2024 Livingstone Undergraduate Research Award in Diversity and Social Justice

Livingstone Undergraduate Research Award in Diversity and Social Justice

Livingstone Undergraduate Research Award in Diversity and Social Justice

Shelby Kalina Kubicka 

Kalina Kubicka

Dobbs v. Jackson Women’s Health Organization: Gender Stereotypes and Assumptions in the Language of the Supreme Court 

View Shelby’s project online

in TUScholarShare, Temple University’s institutional repository

For this research, I conducted a textual analysis of the Dobbs v. Jackson Women’s Health Organization Supreme Court case decision, where I categorized differences in the language of the majority opinion compared to the dissenting opinion by constructs of personhood, sex discrimination, and gender roles. I found that the majority opinion was riddled with harmful stereotypes, while the minority opinion more accurately frames abortion as a deep and complex issue. This analysis is representative of a larger issue at hand and lends itself to additional research in the future to study how these harmful stereotypes become embedded into society and then work their way into the law. 

What is your major and expected year of graduation?

Major: gender, sexuality, and women’s studies. Expected graduation: May 2024

What inspired you to pursue your project? 

In June 2022, the Supreme Court decided in Dobbs v. Jackson Women’s Health Organization that a right to abortion was not provided within the Constitution. This decision overturned Roe v. Wade, and instantly, abortion bans went into place across the country. As soon as I heard about the decision, I knew I wanted to do a project that looked at the language present within the actual decision itself. In prior classes, I had investigated the language of laws on reproduction, and it wasn’t until then I noticed the amount of inaccurate and misleading information that is often directly written into the laws that govern all individuals in the country. Breaking down misinformation in the legal system, as well as where such biases are born, can be the first step in creating a country with laws that better represent its people.

What does winning this award mean to you?  

Receiving this award means that I successfully conducted a research project that effectively synthesized research and thoughts on a topic of dire importance in a timely manner, which means the world to me. I am deeply appreciative of the judges who selected my paper as one of the winners of this award. I also want to thank the donor, John Livingstone, for making it possible for this award to be put in place. It has been fulfilling to receive this acknowledgement for the work I completed in the CARAS, and it has added to my motivation to continue this work. 

How did the Libraries support your research?

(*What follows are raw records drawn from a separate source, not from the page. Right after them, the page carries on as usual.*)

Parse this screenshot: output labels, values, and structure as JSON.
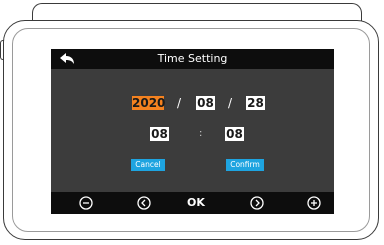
{
  "header": {
    "title": "Time Setting",
    "back_icon": "arrow-back-icon"
  },
  "date": {
    "year": "2020",
    "month": "08",
    "day": "28",
    "separator": "/"
  },
  "time": {
    "hour": "08",
    "minute": "08",
    "separator": ":"
  },
  "buttons": {
    "cancel": "Cancel",
    "confirm": "Confirm"
  },
  "nav": {
    "ok_label": "OK",
    "icons": [
      "minus-circle-icon",
      "chevron-left-circle-icon",
      "chevron-right-circle-icon",
      "plus-circle-icon"
    ]
  },
  "colors": {
    "accent_selected": "#f5821f",
    "button": "#1ea4e0",
    "screen_bg": "#3c3c3c",
    "bar_bg": "#0d0d0d"
  }
}
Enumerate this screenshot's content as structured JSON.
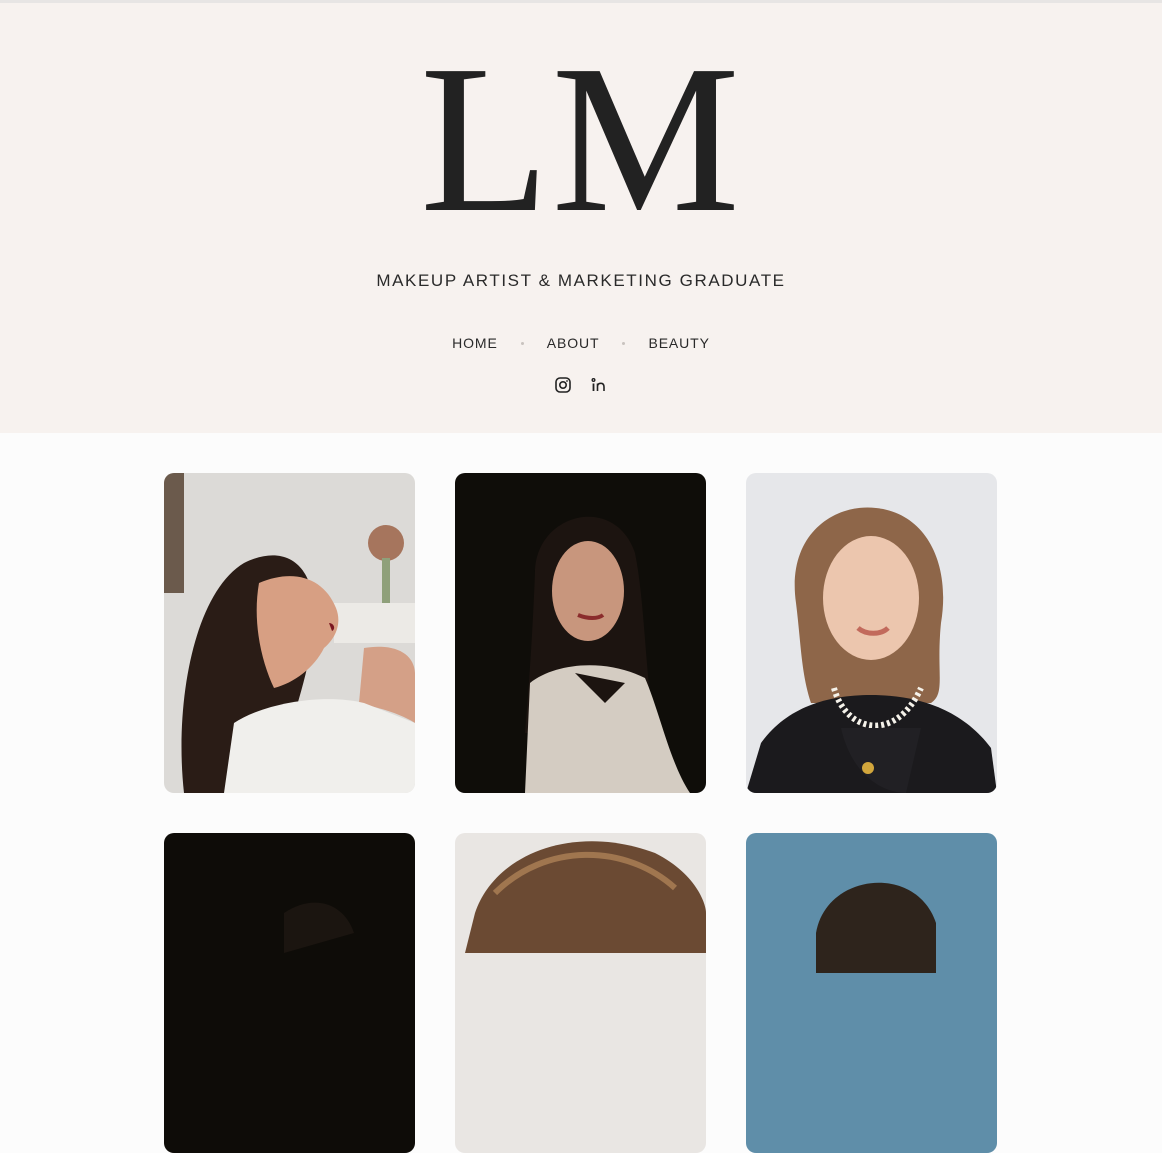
{
  "header": {
    "logo": "LM",
    "tagline": "MAKEUP ARTIST & MARKETING GRADUATE",
    "nav": [
      {
        "label": "HOME"
      },
      {
        "label": "ABOUT"
      },
      {
        "label": "BEAUTY"
      }
    ],
    "social": [
      {
        "icon": "instagram-icon"
      },
      {
        "icon": "linkedin-icon"
      }
    ]
  },
  "colors": {
    "header_bg": "#f7f2ef",
    "page_bg": "#fcfcfc",
    "text": "#222222"
  },
  "gallery": {
    "tiles": [
      {
        "subject": "woman-profile-closed-eyes-red-lips"
      },
      {
        "subject": "woman-dark-background-white-shirt"
      },
      {
        "subject": "woman-curly-hair-pearl-necklace"
      },
      {
        "subject": "dark-portrait-partial"
      },
      {
        "subject": "tousled-hair-portrait-partial"
      },
      {
        "subject": "blue-sky-portrait-partial"
      }
    ]
  }
}
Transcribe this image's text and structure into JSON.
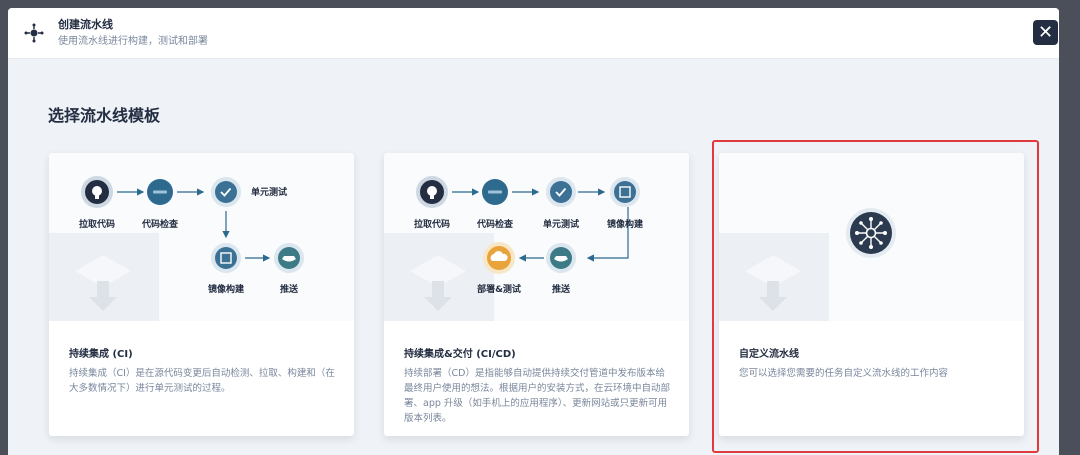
{
  "modal": {
    "title": "创建流水线",
    "subtitle": "使用流水线进行构建，测试和部署",
    "close_icon": "close-icon",
    "header_icon": "pipeline-icon"
  },
  "section_title": "选择流水线模板",
  "templates": [
    {
      "title": "持续集成 (CI)",
      "description": "持续集成（CI）是在源代码变更后自动检测、拉取、构建和（在大多数情况下）进行单元测试的过程。",
      "steps": [
        "拉取代码",
        "代码检查",
        "单元测试",
        "镜像构建",
        "推送"
      ]
    },
    {
      "title": "持续集成&交付 (CI/CD)",
      "description": "持续部署（CD）是指能够自动提供持续交付管道中发布版本给最终用户使用的想法。根据用户的安装方式，在云环境中自动部署、app 升级（如手机上的应用程序）、更新网站或只更新可用版本列表。",
      "steps": [
        "拉取代码",
        "代码检查",
        "单元测试",
        "镜像构建",
        "推送",
        "部署&测试"
      ]
    },
    {
      "title": "自定义流水线",
      "description": "您可以选择您需要的任务自定义流水线的工作内容",
      "icon": "custom-pipeline-icon"
    }
  ],
  "colors": {
    "accent": "#242e42",
    "highlight": "#e0393e",
    "node_blue": "#2e6a8e",
    "node_teal": "#3c7a86",
    "node_orange": "#e8a43a"
  }
}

Both the online library resources, as well as the library staff, were incredibly helpful in my research process, providing me with continued support throughout the project’s duration. The primary resources I utilized in my research were the library databases, which helped me to sort out biased articles and narrow down my findings to a gender and sexuality research lens. Caitlin Shanley was also an incredible help to me in my research. I am grateful to have had access to these resources. 

Shelby Kubicka is a passionate, dedicated scholar whose research is vitally important in the fight for reproductive justice and in the field of Gender, Sexuality and Women’s Studies, now more than ever. More specifically, her project helps identify stereotypes and assumptions about personhood, gender, sex discrimination, and bodily autonomy that not only influence United States Supreme Court decisions, but also codify these stereotypes and assumptions into laws which affect our everyday lives. In the wake of Roe v. Wade being overturned by Dobbs v. Jackson, Shelby’s textual analysis of both the majority and dissenting opinions in Dobbs shines a light on the interaction of these assumptions in relation to the permission or denial of bodily autonomy and agency.